William McKinley, the 25th president, won a landslide electoral victory in 1896 and was elected to a second term in 1900.
McKinley was known to favor tariffs, and raised the highest tariffs in history following the Depression of 1893. But he is best known for involving the US in the Spanish-American war, which
resulted in American possession of Puerto Rico, the Phillipines, and
Guam, as well as Cuban independence from Spain and the establishment of
Guantanamo Bay.
Though his primary goal as President was economic prosperity, foreign affairs and imperialism became a better landmark of his term. Though he spoke in favor of civil rights and against lynchings, his policies turned out against sectionalism (preferring one's own region above the whole country) rather than against racial discrimination, causing him to lose some of the black vote by the 1900 election.

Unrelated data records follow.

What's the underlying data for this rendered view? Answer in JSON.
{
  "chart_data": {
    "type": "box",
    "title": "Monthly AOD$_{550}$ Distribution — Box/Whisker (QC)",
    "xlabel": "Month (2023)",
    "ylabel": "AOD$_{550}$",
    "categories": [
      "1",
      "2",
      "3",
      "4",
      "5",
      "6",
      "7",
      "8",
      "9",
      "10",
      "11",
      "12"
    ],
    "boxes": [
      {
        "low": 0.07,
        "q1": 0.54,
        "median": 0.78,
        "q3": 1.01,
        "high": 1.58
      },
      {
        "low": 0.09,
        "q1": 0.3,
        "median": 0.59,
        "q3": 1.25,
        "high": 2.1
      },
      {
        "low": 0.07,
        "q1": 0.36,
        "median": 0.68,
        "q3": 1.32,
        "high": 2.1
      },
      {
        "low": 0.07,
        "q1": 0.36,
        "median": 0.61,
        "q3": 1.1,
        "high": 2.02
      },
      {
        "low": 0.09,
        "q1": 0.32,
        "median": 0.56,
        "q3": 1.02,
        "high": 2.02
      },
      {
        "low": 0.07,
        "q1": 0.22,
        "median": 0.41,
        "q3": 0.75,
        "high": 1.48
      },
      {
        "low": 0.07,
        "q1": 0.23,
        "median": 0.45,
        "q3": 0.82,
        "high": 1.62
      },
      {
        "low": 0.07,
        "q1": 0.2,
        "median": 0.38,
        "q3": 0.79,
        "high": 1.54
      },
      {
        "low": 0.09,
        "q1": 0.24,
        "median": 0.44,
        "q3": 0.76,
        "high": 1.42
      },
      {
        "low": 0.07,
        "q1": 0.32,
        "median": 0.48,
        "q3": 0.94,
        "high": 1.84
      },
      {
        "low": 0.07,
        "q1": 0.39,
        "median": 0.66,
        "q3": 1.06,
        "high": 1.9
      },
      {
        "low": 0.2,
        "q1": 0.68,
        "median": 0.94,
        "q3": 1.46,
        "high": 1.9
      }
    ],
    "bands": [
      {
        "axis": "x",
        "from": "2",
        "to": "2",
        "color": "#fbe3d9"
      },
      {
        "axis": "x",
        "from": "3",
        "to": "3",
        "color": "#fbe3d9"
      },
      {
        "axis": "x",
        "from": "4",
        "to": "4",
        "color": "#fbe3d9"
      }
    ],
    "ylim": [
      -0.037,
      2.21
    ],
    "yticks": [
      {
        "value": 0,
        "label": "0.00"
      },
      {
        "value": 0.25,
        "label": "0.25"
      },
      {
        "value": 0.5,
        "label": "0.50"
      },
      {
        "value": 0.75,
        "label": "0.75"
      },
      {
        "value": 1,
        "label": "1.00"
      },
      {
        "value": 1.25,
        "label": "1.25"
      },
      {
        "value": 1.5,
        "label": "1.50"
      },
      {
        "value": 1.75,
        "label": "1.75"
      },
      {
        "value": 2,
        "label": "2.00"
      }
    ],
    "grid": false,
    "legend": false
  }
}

Another interesting and eventually historically significant detail of his presidency was his second vice president (his previous running mate, Garret Hobart, having died in 1899)- Theodore Roosevelt. T. Roosevelt was well-known in New York for breaking up trusts and monopolies while mayor- this made him unpopular with some of the Republicans who owned said corporations. Therefore, they urged McKinley to adopt TR as his Vice President, convinced it would limit TR's power.
That backfired spectacularly when William McKinley was assassinated in 1901 and his Vice President Teddy Roosevelt ascended to the presidency. He is generally in the middle of presidential rankings, though his face adorns the rarely seen $500 bill.